Le retour aux conceptions nationales semble sur une voie inéluctable.
– Comment expliquer la position des Démocrates "clintoniens" ?
Ce sont les partisans d’une société post-démocratique.
La force électorale de l’Amérique impériale représentée par Clinton est
constituée d’un groupe supérieur assez massif croyant à la
globalisation, allié à Wall Street et disposant d’un mercenariat
électoral captif, les minorités. Le simple fait que les classes moyennes
et le prolétariat noirs votent de la même façon montre du reste que la
question raciale n’est pas résolue. Le pari démocrate repose sur
l’espoir d’une évolution démographique : l’importance des minorités,
alors que l’Amérique de Trump ne reposerait que sur une minorité
blanche. Mais la rhétorique des minorités produit des effets de
sur-mobilisation blanche (le corps électoral est encore aux 3/4 blanc).
Les noirs qui votent démocrates votent contre leur intérêt économique.
Les gens favorisés le plus par une politique protectionniste seraient
ceux de la minorité noire. Et Clinton n’est pas Obama. Bill Clinton
avait joué un rôle assez dur dans la poursuite des politiques
d’enfermement carcéral des jeunes noirs. Les Hispaniques dans les
sondages restaient à 30% en faveur de Trump en dépit de ses déclarations
sur les Mexicains. Mais ceux-ci ne sont pas tellement à gauche,
traditionnellement.
La démocratie américaine est une démocratie raciale
fondée sur la solidarité du groupe blanc contre les minorités indienne
et noire. La notion de race semblant indépassable, la dé-ségrégation
issue des lois civiques a déstabilisé le système démocratique américain.
Le Parti républicain s’est redéfini comme un Parti blanc. Les
politiques néolibérales contre les subventions publiques étaient admises
tant qu’on suggérait que les aides sociales étaient orientées vers le
groupe noir. Trump a détruit cette logique en se désolidarisant des
objectifs libre-échangistes. La problématique a été déplacée par Trump
des valeurs religieuses traditionnelles du Parti républicain vers des
problématiques de classe.

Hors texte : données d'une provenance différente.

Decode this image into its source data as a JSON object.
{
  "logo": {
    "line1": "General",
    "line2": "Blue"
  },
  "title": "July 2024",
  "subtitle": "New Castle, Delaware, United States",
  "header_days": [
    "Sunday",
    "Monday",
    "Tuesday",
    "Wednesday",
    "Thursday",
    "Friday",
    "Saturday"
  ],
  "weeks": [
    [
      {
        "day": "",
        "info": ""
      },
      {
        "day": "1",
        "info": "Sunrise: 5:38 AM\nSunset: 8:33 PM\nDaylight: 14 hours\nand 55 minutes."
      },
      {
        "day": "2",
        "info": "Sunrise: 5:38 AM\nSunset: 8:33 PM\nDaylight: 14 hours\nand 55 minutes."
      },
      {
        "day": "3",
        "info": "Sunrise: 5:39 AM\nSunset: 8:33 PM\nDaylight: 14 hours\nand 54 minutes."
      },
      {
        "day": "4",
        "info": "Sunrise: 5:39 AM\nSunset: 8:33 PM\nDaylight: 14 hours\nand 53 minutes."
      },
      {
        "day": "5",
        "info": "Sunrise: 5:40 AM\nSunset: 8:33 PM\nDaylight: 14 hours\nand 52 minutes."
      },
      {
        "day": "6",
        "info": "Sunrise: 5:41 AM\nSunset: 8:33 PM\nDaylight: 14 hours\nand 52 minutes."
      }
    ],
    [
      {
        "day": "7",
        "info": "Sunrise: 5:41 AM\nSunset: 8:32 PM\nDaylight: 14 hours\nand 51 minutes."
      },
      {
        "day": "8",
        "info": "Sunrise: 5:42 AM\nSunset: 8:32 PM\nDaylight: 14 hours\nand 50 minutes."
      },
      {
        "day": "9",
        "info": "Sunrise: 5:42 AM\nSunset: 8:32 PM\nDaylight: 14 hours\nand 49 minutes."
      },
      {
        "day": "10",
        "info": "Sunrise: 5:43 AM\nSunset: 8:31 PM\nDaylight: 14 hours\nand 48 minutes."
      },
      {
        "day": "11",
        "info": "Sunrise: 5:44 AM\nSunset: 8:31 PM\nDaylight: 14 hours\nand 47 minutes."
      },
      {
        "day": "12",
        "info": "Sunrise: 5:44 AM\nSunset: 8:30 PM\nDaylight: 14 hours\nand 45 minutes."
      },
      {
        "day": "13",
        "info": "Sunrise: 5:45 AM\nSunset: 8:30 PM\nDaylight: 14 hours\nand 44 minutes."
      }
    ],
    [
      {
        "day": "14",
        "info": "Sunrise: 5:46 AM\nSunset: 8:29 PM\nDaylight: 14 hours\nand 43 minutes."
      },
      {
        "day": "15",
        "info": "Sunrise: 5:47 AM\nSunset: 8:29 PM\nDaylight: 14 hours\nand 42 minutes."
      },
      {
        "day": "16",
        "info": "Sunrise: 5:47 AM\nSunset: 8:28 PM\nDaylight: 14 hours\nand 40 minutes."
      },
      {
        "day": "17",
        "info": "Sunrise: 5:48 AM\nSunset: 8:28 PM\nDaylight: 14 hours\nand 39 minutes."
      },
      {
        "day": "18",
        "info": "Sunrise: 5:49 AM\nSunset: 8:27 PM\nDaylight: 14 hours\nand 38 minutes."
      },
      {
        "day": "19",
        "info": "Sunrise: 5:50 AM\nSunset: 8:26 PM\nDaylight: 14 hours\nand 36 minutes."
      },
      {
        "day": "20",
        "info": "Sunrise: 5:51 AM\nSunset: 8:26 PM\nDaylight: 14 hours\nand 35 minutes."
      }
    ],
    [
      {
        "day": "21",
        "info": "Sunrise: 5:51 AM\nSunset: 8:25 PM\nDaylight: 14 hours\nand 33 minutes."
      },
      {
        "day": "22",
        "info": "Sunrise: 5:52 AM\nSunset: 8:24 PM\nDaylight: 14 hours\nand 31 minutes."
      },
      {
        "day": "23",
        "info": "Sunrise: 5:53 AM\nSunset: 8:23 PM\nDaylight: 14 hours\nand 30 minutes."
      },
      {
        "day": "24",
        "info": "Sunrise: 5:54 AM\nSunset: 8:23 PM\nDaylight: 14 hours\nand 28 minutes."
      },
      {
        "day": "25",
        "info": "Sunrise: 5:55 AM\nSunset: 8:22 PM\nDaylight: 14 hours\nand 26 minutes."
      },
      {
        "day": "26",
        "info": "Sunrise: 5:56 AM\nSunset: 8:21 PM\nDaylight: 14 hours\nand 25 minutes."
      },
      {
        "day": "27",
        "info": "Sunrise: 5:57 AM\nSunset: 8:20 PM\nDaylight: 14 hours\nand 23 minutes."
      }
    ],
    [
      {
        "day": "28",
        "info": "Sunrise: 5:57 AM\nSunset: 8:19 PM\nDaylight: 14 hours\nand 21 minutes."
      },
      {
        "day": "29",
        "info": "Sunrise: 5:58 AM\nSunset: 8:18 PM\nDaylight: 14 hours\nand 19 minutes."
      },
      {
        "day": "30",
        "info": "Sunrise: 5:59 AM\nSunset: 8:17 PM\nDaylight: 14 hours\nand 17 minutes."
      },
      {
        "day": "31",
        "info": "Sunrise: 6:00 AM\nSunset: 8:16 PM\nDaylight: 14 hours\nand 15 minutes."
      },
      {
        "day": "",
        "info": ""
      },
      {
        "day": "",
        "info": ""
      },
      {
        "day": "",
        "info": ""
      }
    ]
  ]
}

On s’aperçoit que la stratégie démocrate est
par contre raciale. Et Sanders écarté, Clinton s’est recentrée sur les
“valeurs”.
– Sur la démocratie : en phase de déclin.
La France n’est plus une démocratie. Le vote est devenu
une simple “illustration”. On revit peut-être quelque chose d’assez
habituel dans l’histoire de la démocratie. La victoire du Brexit,
victoire spectaculaire des non éduqués sur les éduqués supérieurs. Les
universitaires anglais sont en fureur. Mais les représentants anglais
conservateurs respectent la démocratie. Aux États-Unis, Trump,
personnage improbable, se met à la tête du même genre de revendication.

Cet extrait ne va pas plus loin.